According to my Uncle Sol, everyone came out and stood in a circle, that is everyone except for me, since as an infant I would have been shot immediately. I was hidden by a woman named Helen Huber, who was Rumanian, and therefore did not have to come out.

The German officer, a general called De Graff, was standing next to Dr. Hirshman, the head of the Yuden Reich, and looked at my mother’s large family. He recognized my father and remarked that he was an excellent tailor. He said that he wanted my father to remain alive long enough to finish making him his white suit. De Graff also noticed that in the circle there was someone who was a good shoemaker; the general wanted a new pair of shoes to go with his white suit. This shoemaker pulled my uncle towards him and said that he was his son and also a good shoemaker. So my uncle remained alive. At this point Dr. Hirshman, knowing that my mother had a child who bore his mother’s name interjected and said that the tailor’s wife should also be kept alive. The General allowed it, but then he waved his hand and said: “It’s too big a family.” Those on one side of his hand, my mother, father, and two uncles were told to stay.
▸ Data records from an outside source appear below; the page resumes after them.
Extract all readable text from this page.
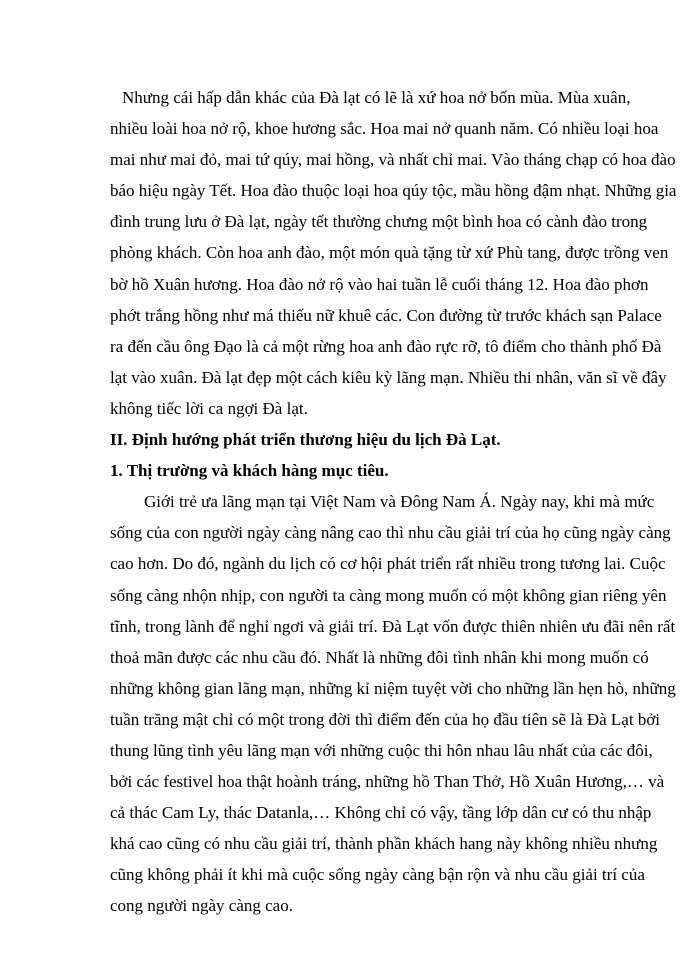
Nhưng cái hấp dẫn khác của Đà lạt có lẽ là xứ hoa nở bốn mùa. Mùa xuân,
nhiều loài hoa nở rộ, khoe hương sắc. Hoa mai nở quanh năm. Có nhiều loại hoa
mai như mai đỏ, mai tứ qúy, mai hồng, và nhất chỉ mai. Vào tháng chạp có hoa đào
báo hiệu ngày Tết. Hoa đào thuộc loại hoa qúy tộc, mầu hồng đậm nhạt. Những gia
đình trung lưu ở Đà lạt, ngày tết thường chưng một bình hoa có cành đào trong
phòng khách. Còn hoa anh đào, một món quà tặng từ xứ Phù tang, được trồng ven
bờ hồ Xuân hương. Hoa đào nở rộ vào hai tuần lễ cuối tháng 12. Hoa đào phơn
phớt trắng hồng như má thiếu nữ khuê các. Con đường từ trước khách sạn Palace
ra đến cầu ông Đạo là cả một rừng hoa anh đào rực rỡ, tô điểm cho thành phố Đà
lạt vào xuân. Đà lạt đẹp một cách kiêu kỳ lãng mạn. Nhiều thi nhân, văn sĩ về đây
không tiếc lời ca ngợi Đà lạt.
II. Định hướng phát triển thương hiệu du lịch Đà Lạt.
1. Thị trường và khách hàng mục tiêu.
Giới trẻ ưa lãng mạn tại Việt Nam và Đông Nam Á. Ngày nay, khi mà mức
sống của con người ngày càng nâng cao thì nhu cầu giải trí của họ cũng ngày càng
cao hơn. Do đó, ngành du lịch có cơ hội phát triển rất nhiều trong tương lai. Cuộc
sống càng nhộn nhịp, con người ta càng mong muốn có một không gian riêng yên
tĩnh, trong lành để nghỉ ngơi và giải trí. Đà Lạt vốn được thiên nhiên ưu đãi nên rất
thoả mãn được các nhu cầu đó. Nhất là những đôi tình nhân khi mong muốn có
những không gian lãng mạn, những kỉ niệm tuyệt vời cho những lần hẹn hò, những
tuần trăng mật chỉ có một trong đời thì điểm đến của họ đầu tiên sẽ là Đà Lạt bởi
thung lũng tình yêu lãng mạn với những cuộc thi hôn nhau lâu nhất của các đôi,
bởi các festivel hoa thật hoành tráng, những hồ Than Thở, Hồ Xuân Hương,… và
cả thác Cam Ly, thác Datanla,… Không chỉ có vậy, tầng lớp dân cư có thu nhập
khá cao cũng có nhu cầu giải trí, thành phần khách hang này không nhiều nhưng
cũng không phải ít khi mà cuộc sống ngày càng bận rộn và nhu cầu giải trí của
cong người ngày càng cao.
They stayed and lived, while my grandmother, two aunts and another uncle were ordered to go and join a larger group of people who had been gathered together. These people were marched into the forest where they were told to strip and then to dig a large pit; then they were told to lie in the pit where they were shot in the head. Reports came back that my Aunt Hannah, who had saved my life by organizing my mother’s escape from the Brailov Ghetto, refused to strip and was shot with her clothes on.

The bodies were piled crisscross on top of each other, and the entire mass of hundreds moved about in agony for days. Only eighteen people from the Brailov Ghetto survived.

This all happened one week after I was born. I survived in the Zmerinka Ghetto hiding in an abandoned basement with my parents, two uncles and some of their friends. Some of my mother’s friends wanted her to choke me, because they were afraid that my crying would cause unwanted attention. But by some miracle I survived, and in 1945 at the age of three, I, my parents and my mother’s two brothers, were liberated from the Zmerinka ghetto by the Russian Army.

So when my mother passed away on Erev Channukah in 2001, the night of the first candle, I felt that the great statement of resistance and courage that had been made by this little 4 foot 10 inch Jewish woman in her lifetime, the only woman who had defied the Nazis’ decree that no Jewish child should be born alive in that year, had in fact been verified and validated by Hashem.

I felt that my mother’s life rightly symbolized the little vial of oil which was found in the destroyed Temple in Jerusalem on Erev Hannukah, the eve of Hannukah after the Temple had been defiled by the Greeks, and that my little mother’s life was like the flame that came from this little vial of oil which wasn’t supposed to last even one night, but which lasted eight nights instead.

And then I realized something else. The date December 24th, which we always thought was my mother’s birthday, was really Kislev 24, the first night of Hannukah, and that probably when she arrived in the United States and was asked what her birthday was she must have said Kislev 24, and then when asked which month Kislev correlated to on the English calendar, she was probably told to say “December”. So that’s how the early story had gotten started, but now I realized that my mother’s spirit and Neshuma, her soul, was really the essence of Hannukah, the struggle of the few to bring light into the world and overcome the great darkness of evil that sometimes falls on this Earth.

After spending time in a Displaced Persons’ camp, Fran and her family came to New York, where she attended elementary school. After graduating from Hunter, Fran earned a Bachelor of Arts degree from City College of the City University and a Masters degree from the College of New Rochelle. A retired teacher and writer, she has two children and grandchildren.